過去のニュースを俯瞰してみれば、大人がツイッターでひどい発言をして炎上するケースも多数起きている。決して大学生だけの問題ではないだろう。

 さらに昔から今に至るまで、たとえば政治家が差別・中傷的な発言をして、それが大問題になるケースは後を絶たない。また、最近では新潟県の小学校教諭が福島県から避難してきた子どもを「菌」と呼んでいたこともあった。

 こういったモラルなき発言は、大人の世界でもたくさんある。それがツイッターに載ったか載らないかの違い、もっと言えば、それを誰かがネットやニュースで取り上げたかどうかの違いだけで、決して大学生に限った"傾向"ではない。

「学生の場合は、まだSNSやモラルについて教育するチャンスがあります。でも大人は自分で学ぶしかありません。さらに社会人となれば、一度の炎上で自身の職に影響が出るでしょう。ずっとダメージは大きくなります。だからこそ、大学生に限った問題ではなく、自分自身に警鐘を鳴らすきっかけとして捉えるのが良いのではないでしょうか」(山口氏)

●社会全体に共通するこの問題をどう捉えるか

 今回、大学生に調査した印象では、冒頭のような炎上事例はレアケースだと感じた。多くの大学生はそういった発言を「あまり見ない」と話しており、ツイッターの使い方についても、きちんとしたモラルを持っていたように思う。

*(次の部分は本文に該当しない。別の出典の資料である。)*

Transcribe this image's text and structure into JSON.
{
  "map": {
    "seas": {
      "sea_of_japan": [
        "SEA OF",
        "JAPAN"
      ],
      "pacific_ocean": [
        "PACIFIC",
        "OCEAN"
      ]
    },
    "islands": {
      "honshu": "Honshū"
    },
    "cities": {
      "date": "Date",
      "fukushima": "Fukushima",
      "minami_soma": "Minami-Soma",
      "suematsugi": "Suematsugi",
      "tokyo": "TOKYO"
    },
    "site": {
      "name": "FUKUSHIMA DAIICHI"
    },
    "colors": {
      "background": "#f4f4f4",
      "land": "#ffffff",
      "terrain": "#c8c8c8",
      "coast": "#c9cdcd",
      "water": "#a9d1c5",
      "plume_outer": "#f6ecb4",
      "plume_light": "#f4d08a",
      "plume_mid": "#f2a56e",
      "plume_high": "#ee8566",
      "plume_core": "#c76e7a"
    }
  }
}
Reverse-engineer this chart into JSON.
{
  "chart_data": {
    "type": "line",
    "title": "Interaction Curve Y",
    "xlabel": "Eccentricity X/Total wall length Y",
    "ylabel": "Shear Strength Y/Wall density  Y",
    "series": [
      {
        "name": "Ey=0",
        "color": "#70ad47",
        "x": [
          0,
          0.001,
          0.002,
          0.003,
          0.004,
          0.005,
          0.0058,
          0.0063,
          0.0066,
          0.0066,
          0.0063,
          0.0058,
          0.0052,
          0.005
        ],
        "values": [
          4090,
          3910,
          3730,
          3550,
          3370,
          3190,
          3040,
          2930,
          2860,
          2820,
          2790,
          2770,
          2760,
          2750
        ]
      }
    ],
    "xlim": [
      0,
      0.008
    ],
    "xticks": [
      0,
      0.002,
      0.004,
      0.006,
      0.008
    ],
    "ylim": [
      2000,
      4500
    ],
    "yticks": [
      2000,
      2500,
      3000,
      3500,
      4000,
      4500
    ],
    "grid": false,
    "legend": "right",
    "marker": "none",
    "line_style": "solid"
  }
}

「デジタルネイティブ」と呼ばれる世代だけあり、むしろその点の意識は強い気がした。

 ひるがえって「モラル」だけに観点を当てれば、それは近年の大学生が特別ひどいわけでもなく、全世代において問題は存在している。大学生の集団強姦が盛んにニュースで取り上げられるが、実際には、いたるところで、いたる世代の人々が痴漢や強姦を起こしている。普遍的な課題だ。

 大学生のツイッター炎上に関するニュースを見たとき、筆者は「最近の大学生はひどいな」と反応してしまった。しかし、その視点は「大学生」というわかりやすいカテゴリに問題を当てはめようとしただけで、決してそんな単純な話ではないだろう。

 ツイッターを含むSNSの使い方について、さらにはもっとシンプルな「モラル」という問題について、社会全体に共通する問題として考えたいと思う。(取材・文/有井太郎、編集協力/プレスラボ)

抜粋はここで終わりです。